This Project tends to make prediction on student course dropout by building up three different models and then comparing them. They are CART, Conditional Inference Trees and C5 classification algorithms. Since many universities have a problem with students over-enrolling in courses at the beginning of semester and then dropping most of them as the make decisions about which classes to attend. This makes it difficult to plan for the semester and allocate resources. However, schools don't want to restrict the choice of their students. One solution is to create predictions of which students are likley to drop out of which courses and use these predictions to inform semester planning.
The data comes from a university registrar's office. The code book for the variables are available in the file code-book.txt. Examine the variables and their definitions.
First we visualize the relationships between our chosen variables as a scatterplot matrix.
Based on the graph, it seems like the older the students are, the more they will drop the course. Since the courses are harder with grade growing, students have difficulties to assign their limited time to lots of courses' works. On the other hand, the date of enrollment does not affect the complete level. As no matter when the students add the course, the university give them enough time to take a look at how the classes work at the beginning of the semester.

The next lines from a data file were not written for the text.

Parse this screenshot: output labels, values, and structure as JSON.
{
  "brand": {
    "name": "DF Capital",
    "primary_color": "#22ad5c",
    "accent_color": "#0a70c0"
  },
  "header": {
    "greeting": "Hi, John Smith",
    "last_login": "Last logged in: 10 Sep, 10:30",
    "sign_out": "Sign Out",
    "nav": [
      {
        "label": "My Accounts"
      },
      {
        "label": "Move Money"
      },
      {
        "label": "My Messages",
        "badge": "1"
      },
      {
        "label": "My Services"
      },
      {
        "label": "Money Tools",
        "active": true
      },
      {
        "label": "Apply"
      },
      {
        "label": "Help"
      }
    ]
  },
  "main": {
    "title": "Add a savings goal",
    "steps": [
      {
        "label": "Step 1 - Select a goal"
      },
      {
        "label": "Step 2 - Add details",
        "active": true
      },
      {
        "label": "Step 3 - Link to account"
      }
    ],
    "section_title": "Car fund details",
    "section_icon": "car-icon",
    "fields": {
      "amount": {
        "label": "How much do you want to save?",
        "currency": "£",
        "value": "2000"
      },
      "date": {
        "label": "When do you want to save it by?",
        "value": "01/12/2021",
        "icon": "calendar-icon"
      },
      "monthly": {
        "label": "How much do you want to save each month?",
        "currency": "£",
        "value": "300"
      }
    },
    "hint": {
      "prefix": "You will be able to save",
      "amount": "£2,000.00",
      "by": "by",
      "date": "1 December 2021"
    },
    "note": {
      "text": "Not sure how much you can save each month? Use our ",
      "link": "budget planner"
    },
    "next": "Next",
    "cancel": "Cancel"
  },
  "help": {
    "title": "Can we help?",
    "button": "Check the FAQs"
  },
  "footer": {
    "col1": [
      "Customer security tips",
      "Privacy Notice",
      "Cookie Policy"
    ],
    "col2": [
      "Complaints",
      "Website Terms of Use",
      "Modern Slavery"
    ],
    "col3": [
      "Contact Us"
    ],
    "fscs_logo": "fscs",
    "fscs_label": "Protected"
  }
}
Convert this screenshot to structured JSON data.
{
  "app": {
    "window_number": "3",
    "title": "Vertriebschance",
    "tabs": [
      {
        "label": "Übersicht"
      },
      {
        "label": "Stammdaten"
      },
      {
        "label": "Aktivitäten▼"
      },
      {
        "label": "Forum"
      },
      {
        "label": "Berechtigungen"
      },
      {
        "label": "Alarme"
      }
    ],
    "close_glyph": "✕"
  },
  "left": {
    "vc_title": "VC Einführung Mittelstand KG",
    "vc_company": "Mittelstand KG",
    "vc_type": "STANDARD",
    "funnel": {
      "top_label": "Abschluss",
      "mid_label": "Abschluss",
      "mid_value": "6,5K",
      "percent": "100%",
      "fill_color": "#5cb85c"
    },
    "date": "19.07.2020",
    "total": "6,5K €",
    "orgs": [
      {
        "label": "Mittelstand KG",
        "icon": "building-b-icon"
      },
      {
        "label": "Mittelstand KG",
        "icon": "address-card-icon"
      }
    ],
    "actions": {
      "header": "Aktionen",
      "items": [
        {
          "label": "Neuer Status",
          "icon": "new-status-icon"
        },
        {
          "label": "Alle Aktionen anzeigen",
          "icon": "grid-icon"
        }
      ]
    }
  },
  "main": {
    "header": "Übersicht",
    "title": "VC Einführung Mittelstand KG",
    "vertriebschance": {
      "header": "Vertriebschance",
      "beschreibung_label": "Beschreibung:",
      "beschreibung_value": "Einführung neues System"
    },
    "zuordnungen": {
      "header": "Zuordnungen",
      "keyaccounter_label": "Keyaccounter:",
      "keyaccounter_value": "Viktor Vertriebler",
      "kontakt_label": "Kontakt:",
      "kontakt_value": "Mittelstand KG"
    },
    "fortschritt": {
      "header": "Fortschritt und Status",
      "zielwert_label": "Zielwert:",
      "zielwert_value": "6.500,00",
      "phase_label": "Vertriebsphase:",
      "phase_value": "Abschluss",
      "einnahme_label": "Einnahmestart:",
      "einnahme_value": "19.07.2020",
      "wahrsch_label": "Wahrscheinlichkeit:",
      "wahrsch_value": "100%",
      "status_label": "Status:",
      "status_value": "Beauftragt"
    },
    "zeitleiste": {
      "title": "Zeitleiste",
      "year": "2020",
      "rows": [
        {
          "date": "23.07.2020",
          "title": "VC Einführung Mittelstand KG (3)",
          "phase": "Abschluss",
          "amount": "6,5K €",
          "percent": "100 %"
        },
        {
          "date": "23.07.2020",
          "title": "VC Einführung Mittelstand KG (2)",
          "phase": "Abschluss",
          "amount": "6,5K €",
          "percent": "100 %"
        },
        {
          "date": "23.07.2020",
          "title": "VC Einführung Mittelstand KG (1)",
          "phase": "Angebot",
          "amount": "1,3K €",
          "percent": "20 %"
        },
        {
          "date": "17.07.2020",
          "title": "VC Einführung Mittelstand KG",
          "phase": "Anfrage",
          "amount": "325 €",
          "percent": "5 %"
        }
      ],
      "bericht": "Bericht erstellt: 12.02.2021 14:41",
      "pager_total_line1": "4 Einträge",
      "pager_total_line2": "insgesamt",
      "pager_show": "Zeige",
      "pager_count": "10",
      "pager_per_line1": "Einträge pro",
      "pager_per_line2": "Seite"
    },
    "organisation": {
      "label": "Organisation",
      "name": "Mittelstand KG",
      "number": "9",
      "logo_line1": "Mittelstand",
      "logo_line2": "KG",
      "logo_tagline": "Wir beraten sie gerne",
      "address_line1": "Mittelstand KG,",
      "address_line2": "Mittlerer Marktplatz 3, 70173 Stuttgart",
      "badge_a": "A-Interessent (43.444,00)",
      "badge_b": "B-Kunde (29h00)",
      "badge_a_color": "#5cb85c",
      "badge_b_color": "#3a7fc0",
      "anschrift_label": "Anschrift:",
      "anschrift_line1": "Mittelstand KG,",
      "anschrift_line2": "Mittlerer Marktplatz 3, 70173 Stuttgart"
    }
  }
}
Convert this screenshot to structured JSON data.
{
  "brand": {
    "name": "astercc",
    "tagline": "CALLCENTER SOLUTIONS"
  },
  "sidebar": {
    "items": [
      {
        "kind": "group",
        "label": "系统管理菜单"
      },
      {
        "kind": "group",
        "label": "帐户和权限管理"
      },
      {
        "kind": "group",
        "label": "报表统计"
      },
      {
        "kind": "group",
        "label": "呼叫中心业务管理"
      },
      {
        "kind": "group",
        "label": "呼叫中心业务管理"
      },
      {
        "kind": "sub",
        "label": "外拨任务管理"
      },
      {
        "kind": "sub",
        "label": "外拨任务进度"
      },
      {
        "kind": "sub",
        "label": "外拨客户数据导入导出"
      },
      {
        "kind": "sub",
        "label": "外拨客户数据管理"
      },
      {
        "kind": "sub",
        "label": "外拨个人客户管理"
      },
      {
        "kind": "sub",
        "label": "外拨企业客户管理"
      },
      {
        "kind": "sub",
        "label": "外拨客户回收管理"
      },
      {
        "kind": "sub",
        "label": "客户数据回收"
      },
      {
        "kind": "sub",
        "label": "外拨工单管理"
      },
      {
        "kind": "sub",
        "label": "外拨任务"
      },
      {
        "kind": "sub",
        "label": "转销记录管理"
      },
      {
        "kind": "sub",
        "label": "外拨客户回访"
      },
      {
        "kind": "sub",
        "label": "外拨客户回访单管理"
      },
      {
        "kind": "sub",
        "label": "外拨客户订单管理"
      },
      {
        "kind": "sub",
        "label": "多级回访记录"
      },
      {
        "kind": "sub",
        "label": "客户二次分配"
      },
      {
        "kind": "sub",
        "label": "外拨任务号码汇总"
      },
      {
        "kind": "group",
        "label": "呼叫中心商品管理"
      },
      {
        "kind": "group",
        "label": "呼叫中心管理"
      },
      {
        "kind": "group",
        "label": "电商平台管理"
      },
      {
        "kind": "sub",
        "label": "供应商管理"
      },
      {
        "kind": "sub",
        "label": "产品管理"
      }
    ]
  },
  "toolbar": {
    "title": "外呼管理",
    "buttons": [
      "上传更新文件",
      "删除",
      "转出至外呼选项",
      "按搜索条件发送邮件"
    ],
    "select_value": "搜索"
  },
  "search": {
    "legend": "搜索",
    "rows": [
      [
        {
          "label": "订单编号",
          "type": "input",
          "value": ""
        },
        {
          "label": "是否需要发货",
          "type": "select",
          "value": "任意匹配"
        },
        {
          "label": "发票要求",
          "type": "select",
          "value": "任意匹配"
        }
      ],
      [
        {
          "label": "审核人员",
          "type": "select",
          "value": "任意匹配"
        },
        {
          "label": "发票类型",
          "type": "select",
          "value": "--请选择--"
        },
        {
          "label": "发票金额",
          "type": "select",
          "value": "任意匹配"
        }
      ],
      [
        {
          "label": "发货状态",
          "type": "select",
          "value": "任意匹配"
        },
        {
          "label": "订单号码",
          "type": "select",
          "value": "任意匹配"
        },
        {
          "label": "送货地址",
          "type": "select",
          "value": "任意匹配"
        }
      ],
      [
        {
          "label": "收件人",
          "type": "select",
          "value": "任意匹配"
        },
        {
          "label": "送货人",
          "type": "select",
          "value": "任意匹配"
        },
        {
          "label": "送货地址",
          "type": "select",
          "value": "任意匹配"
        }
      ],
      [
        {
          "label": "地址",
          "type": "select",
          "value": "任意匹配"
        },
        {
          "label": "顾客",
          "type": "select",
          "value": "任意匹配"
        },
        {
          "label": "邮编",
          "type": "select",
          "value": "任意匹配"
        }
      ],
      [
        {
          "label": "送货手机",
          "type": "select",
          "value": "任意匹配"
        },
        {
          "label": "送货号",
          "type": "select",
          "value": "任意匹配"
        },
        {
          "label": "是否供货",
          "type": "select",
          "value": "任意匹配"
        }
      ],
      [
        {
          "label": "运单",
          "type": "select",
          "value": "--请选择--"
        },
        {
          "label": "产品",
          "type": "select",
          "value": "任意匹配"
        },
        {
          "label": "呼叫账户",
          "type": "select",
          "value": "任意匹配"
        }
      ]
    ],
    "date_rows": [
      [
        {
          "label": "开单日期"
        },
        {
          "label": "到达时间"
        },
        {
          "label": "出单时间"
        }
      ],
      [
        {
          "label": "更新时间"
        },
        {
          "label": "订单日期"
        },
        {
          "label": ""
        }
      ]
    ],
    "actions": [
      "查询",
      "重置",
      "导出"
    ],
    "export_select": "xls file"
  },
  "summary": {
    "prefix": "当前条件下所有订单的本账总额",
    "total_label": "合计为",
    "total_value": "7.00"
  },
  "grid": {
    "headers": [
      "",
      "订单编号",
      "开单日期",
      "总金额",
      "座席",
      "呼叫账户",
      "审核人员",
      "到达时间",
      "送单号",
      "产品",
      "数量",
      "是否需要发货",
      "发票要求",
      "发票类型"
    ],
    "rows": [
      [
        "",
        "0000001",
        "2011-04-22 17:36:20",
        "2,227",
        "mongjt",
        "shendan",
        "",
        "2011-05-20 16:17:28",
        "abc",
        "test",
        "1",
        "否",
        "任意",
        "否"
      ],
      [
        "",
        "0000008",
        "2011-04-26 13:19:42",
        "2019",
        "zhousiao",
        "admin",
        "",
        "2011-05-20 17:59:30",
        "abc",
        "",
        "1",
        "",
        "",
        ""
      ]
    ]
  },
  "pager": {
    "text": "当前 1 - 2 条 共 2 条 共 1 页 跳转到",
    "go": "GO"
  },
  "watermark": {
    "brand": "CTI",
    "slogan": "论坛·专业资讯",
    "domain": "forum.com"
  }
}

###CART The decision tree method is a powerful and popular predictive machine learning technique that is used for both classification and regression. So, it is also known as Classification and Regression Trees (CART).
The algorithm of decision tree models works by repeatedly partitioning the data into multiple sub-spaces, so that the outcomes in each final sub-space is as homogeneous as possible. This approach is technically called recursive partitioning.
###Conditional Inference Trees Conditional Inference Trees is a different kind of decision tree that uses recursive partitioning of dependent variables based on the value of correlations. It avoids biasing just like other algorithms of classification and regression in machine learning. Thus, avoiding vulnerability to the errors making it more flexible for the problems in the data. Conditional inference trees use a significance test which is a permutation test that selects covariate to split and recurse the variable. The p-value is calculated in this test. The significance test is executed at each start of the algorithm. This algorithm is not good for data with missing values for learning.
The condFit image shows a brief decision tree on factors that influence whether the student will drop out a course or not.
###C5.0 This model extends the C4.5 classification algorithms described in Quinlan (1992). The details of the extensions are largely undocumented. The model can take the form of a full decision tree or a collection of rules (or boosted versions of either). When using the formula method, factors and other classes are preserved (i.e. dummy variables are not automatically created). This particular model handles non-numeric data of some types (such as character, factor and ordered data).
We see that the resampling will tell us the make statistical statements about the models' performance differences. In my opinion, the C5.0 model is the best fited model based on the summary statements.